Kürtler anadilde eğitim istiyor
Kürt meselesinin çözümü için güvenlikçi politikaların değişmesi gerektiğini ifade eden Taşçıer, “Bu uygulamaların nedeni Kürtlerin talepleridir. Nedir Kürtlerin talepleri? Kürtlerin kendi kendilerini yönetmeleridir, yönetmek istemeleridir; ana dilleriyle eğitimleridir, kendi kültürlerini yaşatmalarıdır ama buna müsaade edilmez. 1940'lı yıllarda çıkan değişik kanunlarla Kürtçe yasaklanır ve bu yasaklamalarda valiler vasıtasıyla ceza verilir oradaki insanlara. Koçgiri'de, Dersim'de, Ağrı'da yine bu güvenlikçi politikalar devam eder. Eğer o günlerde yani cumhuriyetin kurulduğu yıllarda Kürt sorunu çözülseydi, ulus devlet yönetimi, dayatması olmasaydı inanıyorum ki şu anda Türkiye gelişmiş, dünyada sözü geçen, demokrasinin yerleştiği bir ülke durumunda olurdu ama o yol seçilmedi; seçilen yol Kürt sorununu öteleme, baskı altına alma, yasaklama gibi yöntemlerle sürdürüldü” diye konuştu.
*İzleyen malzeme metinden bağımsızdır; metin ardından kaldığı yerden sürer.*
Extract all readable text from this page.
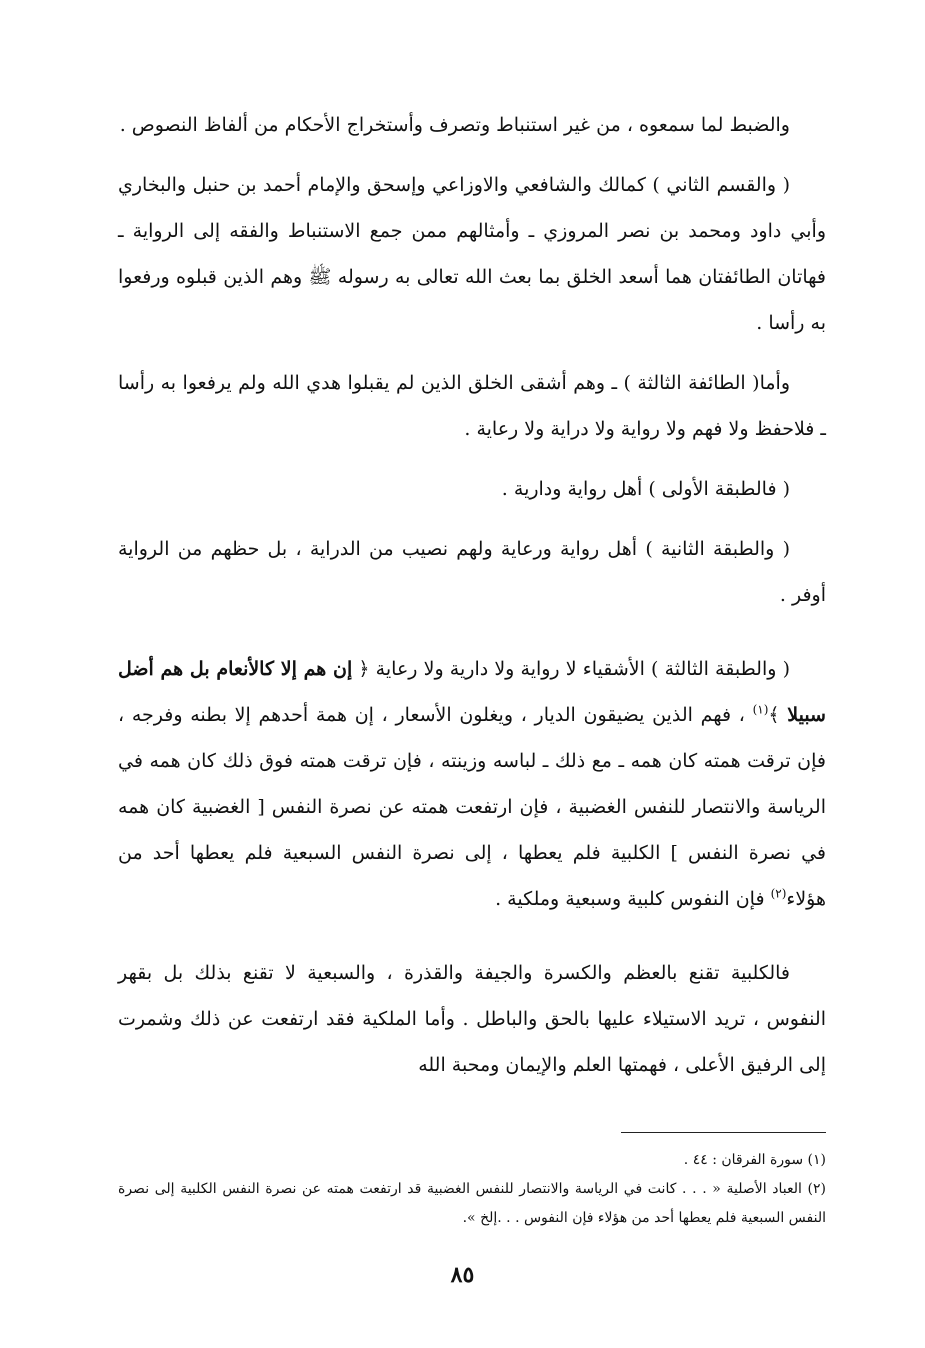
والضبط لما سمعوه ، من غير استنباط وتصرف وأستخراج الأحكام من ألفاظ النصوص .

( والقسم الثاني ) كمالك والشافعي والاوزاعي وإسحق والإمام أحمد بن حنبل والبخاري وأبي داود ومحمد بن نصر المروزي ـ وأمثالهم ممن جمع الاستنباط والفقه إلى الرواية ـ فهاتان الطائفتان هما أسعد الخلق بما بعث الله تعالى به رسوله ﷺ وهم الذين قبلوه ورفعوا به رأسا .

وأما( الطائفة الثالثة ) ـ وهم أشقى الخلق الذين لم يقبلوا هدي الله ولم يرفعوا به رأسا ـ فلاحفظ ولا فهم ولا رواية ولا دراية ولا رعاية .

( فالطبقة الأولى ) أهل رواية ودارية .

( والطبقة الثانية ) أهل رواية ورعاية ولهم نصيب من الدراية ، بل حظهم من الرواية أوفر .

( والطبقة الثالثة ) الأشقياء لا رواية ولا دارية ولا رعاية ﴿ إن هم إلا كالأنعام بل هم أضل سبيلا ﴾$^{(١)}$ ، فهم الذين يضيقون الديار ، ويغلون الأسعار ، إن همة أحدهم إلا بطنه وفرجه ، فإن ترقت همته كان همه ـ مع ذلك ـ لباسه وزينته ، فإن ترقت همته فوق ذلك كان همه في الرياسة والانتصار للنفس الغضبية ، فإن ارتفعت همته عن نصرة النفس [ الغضبية كان همه في نصرة النفس ] الكلبية فلم يعطها ، إلى نصرة النفس السبعية فلم يعطها أحد من هؤلاء$^{(٢)}$ فإن النفوس كلبية وسبعية وملكية .

فالكلبية تقنع بالعظم والكسرة والجيفة والقذرة ، والسبعية لا تقنع بذلك بل بقهر النفوس ، تريد الاستيلاء عليها بالحق والباطل . وأما الملكية فقد ارتفعت عن ذلك وشمرت إلى الرفيق الأعلى ، فهمتها العلم والإيمان ومحبة الله

(١) سورة الفرقان : ٤٤ .

(٢) العباد الأصلية « . . . كانت في الرياسة والانتصار للنفس الغضبية قد ارتفعت همته عن نصرة النفس الكلبية إلى نصرة النفس السبعية فلم يعطها أحد من هؤلاء فإن النفوس . . .إلخ ».

٨٥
Meclis Kürt sorununu tartışmaya açsın
Anadilde eğitimin bir hak olduğunu dile getiren Taşçıer, “Niye Kürtçe eğitim yasak? Müracaat ettiğimizde nedeni, Anayasa'nın 41'inci maddesi olarak bize gösterilir. Anayasa'nın 41'inci maddesini kim yaptı? "12 Eylül faşist cuntası yaptı." deniliyor. Onlarca kez değiştirildi, niye bu madde değiştirilmiyor? Hesaplarına gelen maddeyi değiştirirler, gelmeyen maddeyi değiştirmezler. "Ben Kürt'üm, ana dilim Kürtçedir." dediğim için hakkımda fezleke düzenlendi ve fezlekemde denilen şu: "Halkı kin ve düşmanlığa tahrik etmek." Nasıl tahrik etmektir bu? Ana dilim Kürtçe ve ben Kürt'üm, nasıl tahrik ediyorum halkı kin ve düşmanlığa? Bugünkü uygulamalara baktığımız zaman, aslında 12 Eylül yıllarını aratır, 1990'lı yılları aratır, hatta hatta, 1925'lerde kurulan İstiklal Mahkemelerini aratır uygulamalarla, mahkemeler Kürtleri cezalandırmak için var gücüyle çaba sarf etmekte, on binlerce Kürt şu anda cezaevinde. Aynı zamanda, Selahattin Demirtaş, Figen Yüksekdağ dâhil olmak üzere, siyaset yapan genel başkanlarımız cezaevinde, milletvekillerimiz cezaevinde. Bugünkü uygulamalara baktığımız zaman faili meçhuller 90'lı yıllarda eğer aydınlatılmayan bir şekilde gizli yapıldıysa bugün daha açık bir şekilde faili meçhuller yapılıyor. İnsanlar helikopterden aşağıya atılıyor, Roboski'de insanların üzerine bomba yağıyor, Diyarbakır "Nevroz"una gelen gencecik bir çocuk onlarca polisin gözü önünde öldürülüyor, yine, Diyarbakır Baro Başkanı Tahir Elçi onlarca kameranın gözü önünde öldürülüyor. Fakat bunların failleri bir önceki dönem gibi değil, şimdi açık açık yapılıyor ve bu faili meçhul dediğimiz -tırnak içinde- aslında faili belli bir şekilde yönetilmeye çalışılıyor. AKP'ye mafya miting yapıyor, bizler, siyasetçiler ise sokağa çıktığımız zaman -müsaade edilmeden- etrafımızdaki insanlar göz altına alınıyor. Kürt sorunu çözülmediği sürece Türkiye'ye demokrasi gelmez. Kürt sorununu gerekçe göstererek ondan nemalanan bazı karanlık güçler hatta hatta iktidarlar bunu gerekçe göstererek kendi iktidarlarını sürdürmek için milliyetçi ve şovenist duyguları harekete geçiriyor ve ülke demokrasiden uzaklaşıyor. Kürt sorununu bu Meclis çözebilme kabiliyetine sahiptir, bu Meclis bu konuyu tartışmaya açabilir” şeklinde konuştu. (Haber Merkezi)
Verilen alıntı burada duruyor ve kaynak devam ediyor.